AAP logoAAP 24/11/2016 Max Blenkin

IT company IBM has paid out millions in a confidential settlement over the bungled census and so they should have, Prime Minister Malcolm Turnbull says.

The census was marred by a series of "common or garden, utterly predictable, utterly foreseeable denial of service attacks" which IBM was being paid big money to prevent, Mr Turnbull saays.

"It would not be an exaggeration to say we had a collective sense of humour failure about IBM's performance here and they have 'fessed up, they've paid up and we're going to learn the lessons of this incident," he told Neil Mitchell on Melbourne radio 3AW on Friday.

The census, mostly conducted online on the night of August 9, was marred by cyber attacks which prompted the Australian Bureau of Statistics to shut it down for almost two days.

Two inquiries have examined what went wrong.

The Labor-dominated Senate economics reference committee said many parties had not lived up to their responsibilities in delivering the 2016 census but primary responsibility was with the government.

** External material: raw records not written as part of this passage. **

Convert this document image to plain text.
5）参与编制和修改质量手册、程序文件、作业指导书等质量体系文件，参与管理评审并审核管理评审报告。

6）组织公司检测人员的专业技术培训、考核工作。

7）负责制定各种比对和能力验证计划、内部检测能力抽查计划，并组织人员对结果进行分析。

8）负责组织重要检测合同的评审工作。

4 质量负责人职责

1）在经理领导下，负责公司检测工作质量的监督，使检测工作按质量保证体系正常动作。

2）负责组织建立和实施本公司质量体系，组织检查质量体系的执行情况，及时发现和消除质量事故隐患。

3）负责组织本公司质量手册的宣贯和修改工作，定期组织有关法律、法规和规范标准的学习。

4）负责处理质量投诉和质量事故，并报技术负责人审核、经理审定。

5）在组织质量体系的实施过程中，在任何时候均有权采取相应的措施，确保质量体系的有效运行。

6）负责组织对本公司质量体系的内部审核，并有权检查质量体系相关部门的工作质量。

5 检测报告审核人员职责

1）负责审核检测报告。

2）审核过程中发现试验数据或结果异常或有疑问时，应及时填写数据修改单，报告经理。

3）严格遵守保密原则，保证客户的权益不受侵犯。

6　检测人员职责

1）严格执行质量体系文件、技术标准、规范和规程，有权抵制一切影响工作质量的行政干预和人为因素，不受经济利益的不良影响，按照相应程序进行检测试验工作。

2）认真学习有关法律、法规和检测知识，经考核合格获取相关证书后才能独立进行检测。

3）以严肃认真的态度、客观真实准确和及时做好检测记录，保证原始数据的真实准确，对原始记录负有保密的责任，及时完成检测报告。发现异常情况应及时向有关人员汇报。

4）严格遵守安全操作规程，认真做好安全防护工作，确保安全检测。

It said ABS funding had been eroded while demands and expectations had increased. Issues of financial and human resourcing must be reassessed, it said.

A report by Mr Turnbull's own special adviser on cyber security Alastair MacGibbon, was if anything even more scathing.

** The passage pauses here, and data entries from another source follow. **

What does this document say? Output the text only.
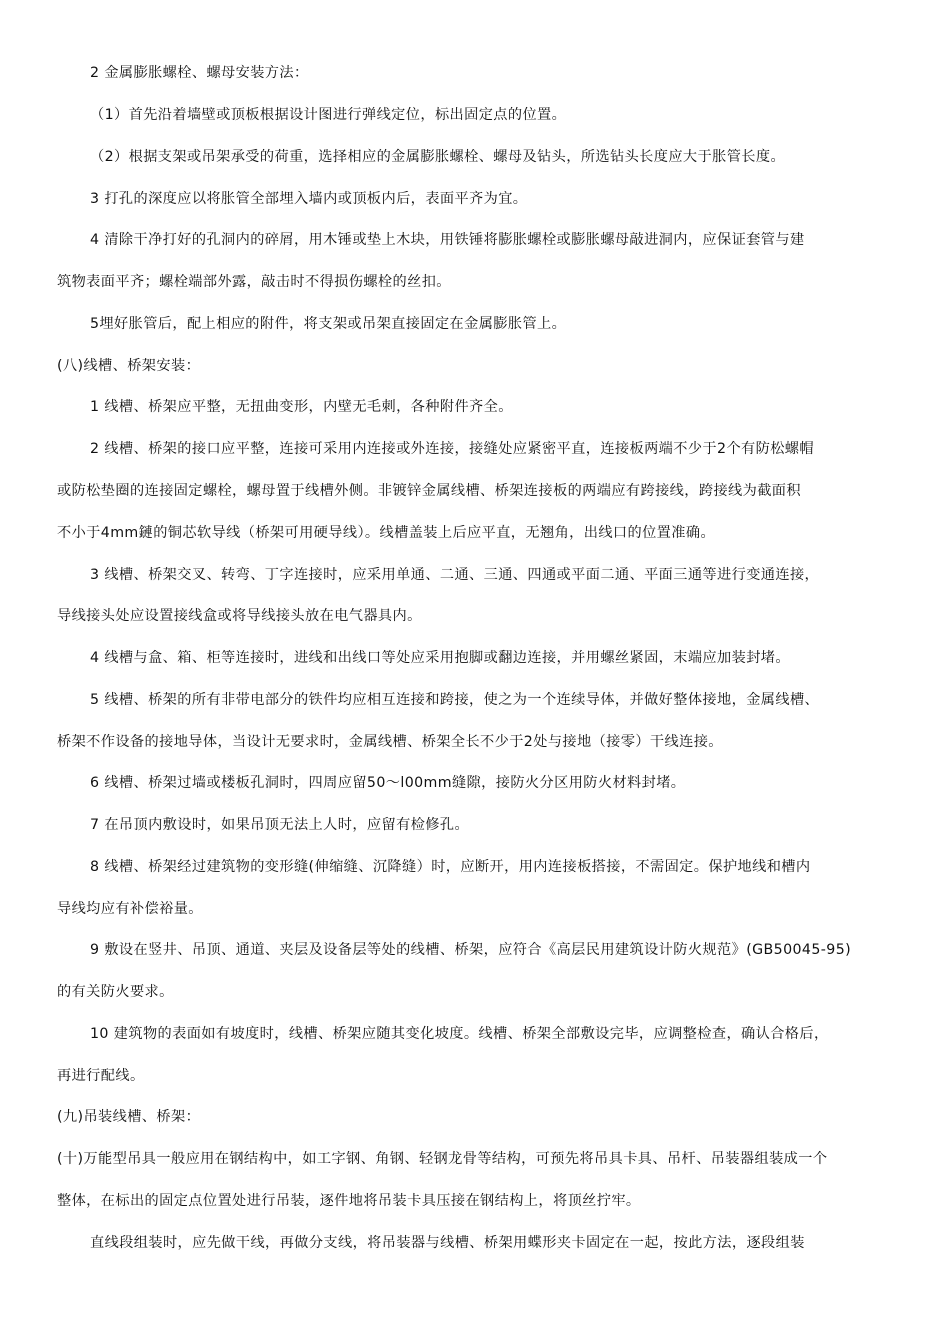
2 金属膨胀螺栓、螺母安装方法：
（1）首先沿着墙壁或顶板根据设计图进行弹线定位，标出固定点的位置。
（2）根据支架或吊架承受的荷重，选择相应的金属膨胀螺栓、螺母及钻头，所选钻头长度应大于胀管长度。
3 打孔的深度应以将胀管全部埋入墙内或顶板内后，表面平齐为宜。
4 清除干净打好的孔洞内的碎屑，用木锤或垫上木块，用铁锤将膨胀螺栓或膨胀螺母敲进洞内，应保证套管与建
筑物表面平齐；螺栓端部外露，敲击时不得损伤螺栓的丝扣。
5埋好胀管后，配上相应的附件，将支架或吊架直接固定在金属膨胀管上。
(八)线槽、桥架安装：
1 线槽、桥架应平整，无扭曲变形，内壁无毛刺，各种附件齐全。
2 线槽、桥架的接口应平整，连接可采用内连接或外连接，接缝处应紧密平直，连接板两端不少于2个有防松螺帽
或防松垫圈的连接固定螺栓，螺母置于线槽外侧。非镀锌金属线槽、桥架连接板的两端应有跨接线，跨接线为截面积
不小于4mm鏈的铜芯软导线（桥架可用硬导线）。线槽盖装上后应平直，无翘角，出线口的位置准确。
3 线槽、桥架交叉、转弯、丁字连接时，应采用单通、二通、三通、四通或平面二通、平面三通等进行变通连接，
导线接头处应设置接线盒或将导线接头放在电气器具内。
4 线槽与盒、箱、柜等连接时，进线和出线口等处应采用抱脚或翻边连接，并用螺丝紧固，末端应加装封堵。
5 线槽、桥架的所有非带电部分的铁件均应相互连接和跨接，使之为一个连续导体，并做好整体接地，金属线槽、
桥架不作设备的接地导体，当设计无要求时，金属线槽、桥架全长不少于2处与接地（接零）干线连接。
6 线槽、桥架过墙或楼板孔洞时，四周应留50～l00mm缝隙，接防火分区用防火材料封堵。
7 在吊顶内敷设时，如果吊顶无法上人时，应留有检修孔。
8 线槽、桥架经过建筑物的变形缝(伸缩缝、沉降缝）时，应断开，用内连接板搭接，不需固定。保护地线和槽内
导线均应有补偿裕量。
9 敷设在竖井、吊顶、通道、夹层及设备层等处的线槽、桥架，应符合《高层民用建筑设计防火规范》(GB50045-95)
的有关防火要求。
10 建筑物的表面如有坡度时，线槽、桥架应随其变化坡度。线槽、桥架全部敷设完毕，应调整检查，确认合格后，
再进行配线。
(九)吊装线槽、桥架：
(十)万能型吊具一般应用在钢结构中，如工字钢、角钢、轻钢龙骨等结构，可预先将吊具卡具、吊杆、吊装器组装成一个
整体，在标出的固定点位置处进行吊装，逐件地将吊装卡具压接在钢结构上，将顶丝拧牢。
直线段组装时，应先做干线，再做分支线，将吊装器与线槽、桥架用蝶形夹卡固定在一起，按此方法，逐段组装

Although no data was lost, the main casualty appeared to be public trust in the census, he concluded.

This was a wake-up call for a government conducting more and more of its dealings with Australians online, a trend which would only accelerate.

Mr MacGibbon said agencies needed to transform their thinking to support a truly digital engagement with Australians.

"And cyber security and privacy was shown to be critical to the confidence of Australians in the online services delivered by government and therefore in government itself," he said.

Mr MacGibbon said the eCensus added to "a rollcall of suboptimal online outcomes", including myGov. Auskey, National Disability Health Insurance and e-health records, which suggested government capacity to deliver digital services was failing.

He made a range of recommendations, among them that the Attorney-General's Department develop a "cyber bootcamp" for senior government officials to educate them on cyber security fundamentals.